Scott-Mottley: Don't blame us if murders increase in St James
Donna Scott-Mottley, opposition spokesperson on justice, says that the People's National Party (PNP) will not accept any blame if murders increase in St James, noting that the Government has the power to ensure that sufficient members of the security forces are deployed in the parish to maintain law and order.
"If murder goes up in St James, the Government has to take responsibility because it would mean that their crime-fighting strategies have failed," Scott-Mottley, who is also an attorney-at-law, said at a PNP press conference at the party's St Andrew headquarters yesterday.
She said that the Jamaica Constabulary Force Act gives the police the right to cordon, search, detain, curfew, and set up roadblocks.
"When we vote against the state of emergency, we are saying, 'Montego Bay, I know you don't want 4,000 young people to be scraped up and put in jail'. That is the only element that has been removed," she reasoned.

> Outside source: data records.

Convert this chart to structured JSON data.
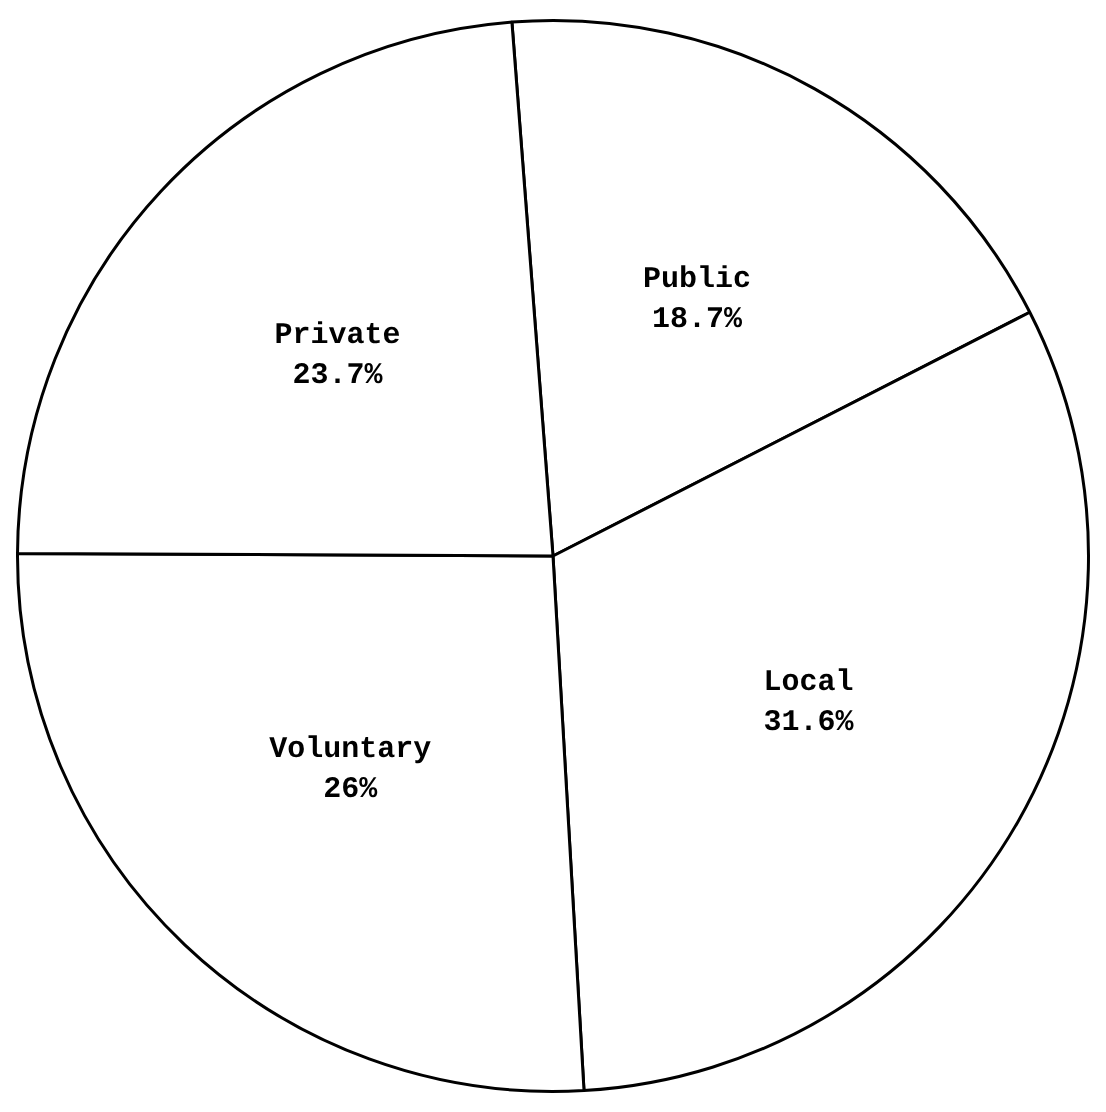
{
  "chart_data": {
    "type": "pie",
    "categories": [
      "Public",
      "Local",
      "Voluntary",
      "Private"
    ],
    "values": [
      18.7,
      31.6,
      26,
      23.7
    ],
    "colors": [
      "#ffffff",
      "#ffffff",
      "#ffffff",
      "#ffffff"
    ],
    "value_labels": [
      "18.7%",
      "31.6%",
      "26%",
      "23.7%"
    ],
    "legend": false
  }
}
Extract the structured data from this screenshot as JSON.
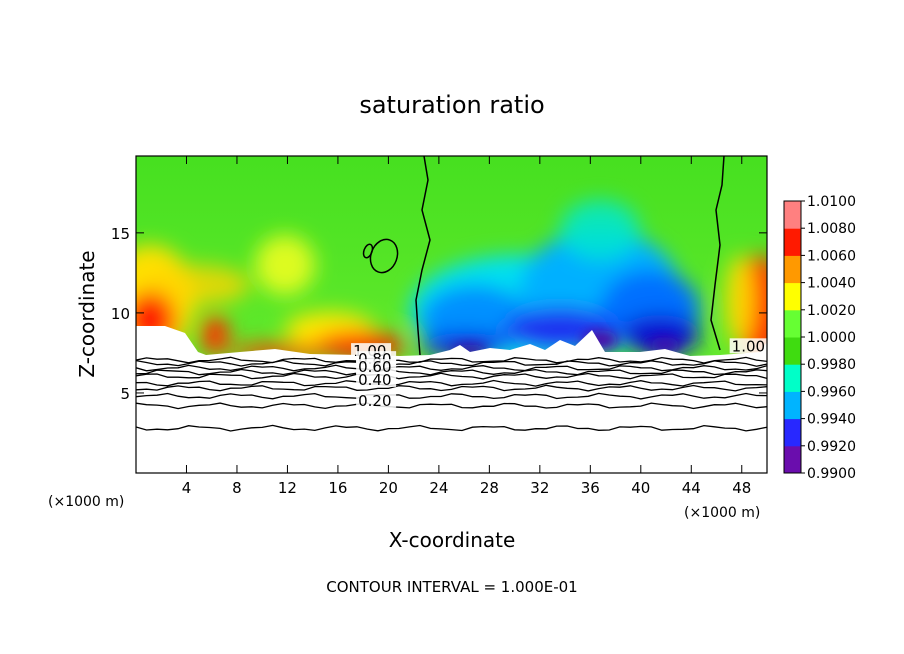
{
  "chart_data": {
    "type": "heatmap",
    "title": "saturation ratio",
    "xlabel": "X-coordinate",
    "ylabel": "Z-coordinate",
    "x_unit_label": "(×1000 m)",
    "x_unit_label_right": "(×1000 m)",
    "footer": "CONTOUR INTERVAL = 1.000E-01",
    "xlim": [
      0,
      50
    ],
    "ylim": [
      0,
      19.8
    ],
    "x_ticks": [
      4,
      8,
      12,
      16,
      20,
      24,
      28,
      32,
      36,
      40,
      44,
      48
    ],
    "x_tick_labels": [
      "4",
      "8",
      "12",
      "16",
      "20",
      "24",
      "28",
      "32",
      "36",
      "40",
      "44",
      "48"
    ],
    "y_ticks": [
      5,
      10,
      15
    ],
    "y_tick_labels": [
      "5",
      "10",
      "15"
    ],
    "colorbar": {
      "min": 0.99,
      "max": 1.01,
      "tick_labels": [
        "1.0100",
        "1.0080",
        "1.0060",
        "1.0040",
        "1.0020",
        "1.0000",
        "0.9980",
        "0.9960",
        "0.9940",
        "0.9920",
        "0.9900"
      ],
      "colors": [
        "#6a0dad",
        "#2828ff",
        "#00b4ff",
        "#00ffc8",
        "#3fdc10",
        "#66ff33",
        "#ffff00",
        "#ff9900",
        "#ff1a00",
        "#ff8080"
      ]
    },
    "contour_labels": [
      {
        "text": "1.00",
        "x": 17.2,
        "y": 7.3
      },
      {
        "text": "0.80",
        "x": 17.6,
        "y": 6.8
      },
      {
        "text": "0.60",
        "x": 17.6,
        "y": 6.3
      },
      {
        "text": "0.40",
        "x": 17.6,
        "y": 5.5
      },
      {
        "text": "0.20",
        "x": 17.6,
        "y": 4.2
      },
      {
        "text": "1.00",
        "x": 47.2,
        "y": 7.6
      }
    ],
    "contour_levels": [
      {
        "value": 1.0,
        "z": 7.05
      },
      {
        "value": 0.9,
        "z": 6.85
      },
      {
        "value": 0.8,
        "z": 6.55
      },
      {
        "value": 0.7,
        "z": 6.3
      },
      {
        "value": 0.6,
        "z": 6.05
      },
      {
        "value": 0.5,
        "z": 5.6
      },
      {
        "value": 0.4,
        "z": 5.3
      },
      {
        "value": 0.3,
        "z": 4.8
      },
      {
        "value": 0.2,
        "z": 4.2
      },
      {
        "value": 0.1,
        "z": 2.8
      }
    ]
  }
}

In Gordon House on Tuesday, the parliamentary Opposition voted against an extension of states of emergency in St James, St Catherine north, and sections of Kingston.
DECLINE IN MURDERS WITH NO SOE
Former national security minister Peter Bunting told journalists that following the Tivoli operations in May 2010 to arrest then drug lord Christopher 'Dudus' Coke, murders over a five-year period up to 2015 averaged 1,100 (plus or minus 10 per cent) per annum.
"It was since 2016 that the number of murders broke out of that band and spiked again to 1,600. Now, this year, 2018, even with three states of emergency and two ZOSOs (zones of special operations), we will end the year at about 1,300 murders."
This, Bunting noted, would exceed the annual numbers for 2010-2015 when there were no states of emergency.
Highlighting reduction in murders in selected parishes, Bunting said that there was a dramatic plunge of 70 per cent in the number of persons killed in St James. In St Catherine north, where a state of emergency was declared in March this year, there was a 26.6 per cent decline in murders. In Kingston central, where there is no state of emergency, there is a 44 per cent fall in murders, while in Manchester, there is a decline of 36 per cent. St Ann shows a 26 per cent reduction, while Clarendon has a 21 per cent decline and St Elizabeth, 19 per cent.
Bunting insisted that in several police divisions, where no states of public emergency were declared, there were double-digit declines in murder.